A 71 ans, Woody Allen continue de surprendre. Et, pourtant, au début, on ne se doute de rien en se croyant parti pour une chronique juste plaisante. Les premières images plutôt ternes emmènent le spectateur crédule vers «une promenade en bateau entre amis» riche en jeux de mots savants qui suinte la naphtaline. Or, l'ambitieux et fiévreux Le Rêve de Cassandre provient en réalité d'une douleur qui affleure à chaque plan: douleur d'un jeune homme jouisseur et dragueur de ne pas posséder une actrice dévergondée; douleur de deux frères qui ne se comprennent plus; douleur d'un monstre criminel bloqué dans ses basses manoeuvres par ses restes d'humanité. Une douleur qui bride le rire (puisqu'on ne rit quasiment jamais). Les enjeux très dramatiques de ce nouveau récit sont à la fois simples et complexes. Il faut juste attendre, comme on attendait le point de chute dans Match Point, que Allen dévoile son générique, pose le contexte Londonien, révèle la partition inspirée de Philip Glass et introduise les personnages. Au départ, on a un mystère neutre: Woody répond à une ligne claire de la mise en scène, un apparent degré zéro de suspense (la minoration de la mise en scène est dévolue à la seule économie). Ça dure environ dix minutes et Allen déroule les méandres d'un récit qui fait du surplace, sans saillies et sans vrais décollages, laissant le temps de l'horloge - celle des personnages et du spectateur - investir la perception, créer un lieu narratif où les discussions et les événements finissent par marquer par leur ordinaire et leur banalité. Rien de neuf au royaume de Shakespeare? Of course, non.

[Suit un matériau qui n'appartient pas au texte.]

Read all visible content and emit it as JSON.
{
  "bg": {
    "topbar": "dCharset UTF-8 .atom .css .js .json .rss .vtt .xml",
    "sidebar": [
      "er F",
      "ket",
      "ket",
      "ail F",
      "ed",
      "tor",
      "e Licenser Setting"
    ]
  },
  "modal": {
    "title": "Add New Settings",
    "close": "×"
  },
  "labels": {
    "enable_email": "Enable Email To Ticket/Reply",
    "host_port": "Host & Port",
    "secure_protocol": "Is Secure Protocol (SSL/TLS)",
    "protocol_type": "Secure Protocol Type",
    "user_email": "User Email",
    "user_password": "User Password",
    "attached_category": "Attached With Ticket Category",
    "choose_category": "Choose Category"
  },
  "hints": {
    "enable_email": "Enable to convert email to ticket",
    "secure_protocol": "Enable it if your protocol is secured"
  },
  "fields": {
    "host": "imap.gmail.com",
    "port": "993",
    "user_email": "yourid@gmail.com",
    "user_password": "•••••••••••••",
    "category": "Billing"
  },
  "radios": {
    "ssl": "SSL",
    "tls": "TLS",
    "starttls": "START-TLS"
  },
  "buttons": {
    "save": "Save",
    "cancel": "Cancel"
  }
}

Vient tout d'abord un redoutable retournement de situation (le basculement vers la criminalité) qui apporte une vraie gravité dans l'écrin jusque là artificiel, idyllique, obsolète pour ne pas dire gnangnan. S'ensuit un nouveau coup de revers adroit qui permet au film de prendre une dimension puissante et viscérale sans que l'on s'en rende franchement compte. Et, finalement, le charme fonctionne crescendo au fur et à mesure que l'ambiance se dégrade. Notre Woody enchaîne comme à ses plus belles heures des moments de cinéma discrètement virtuoses. Pour faire l'inventaire exhaustif, disons qu'il instille de vrais moments de tension (l'exécution du meurtre). Sonde la peur au ventre (l'attente des deux frères cachés derrière un mur prêts à bondir sur leurs proies). Ausculte le mal qui contamine la raison (jusqu'où doit-on aller pour préserver un secret?). Court-circuite les figures imposées (l'élément perturbateur féminin qui joue au théâtre des pièces érotiques crues est peut-être une fausse piste). Compose des plans inventifs (les pièces séparent des personnages incapables de communiquer). Et nous emmène avec une fluidité suprême tout droit vers un final abrupt, suffisamment mystérieux pour laisser le charme de ce nouveau meurtre dans un jardin anglais agir dans nos cerveaux excités. Un dénouement «libre» qui traduit le refus du cinéaste d'imposer un point de vue de vieux chnoc moralisateur. Non pas que les personnages doivent se démerder avec leurs problèmes, ils sont avant tout prisonniers du destin et de la fatalité.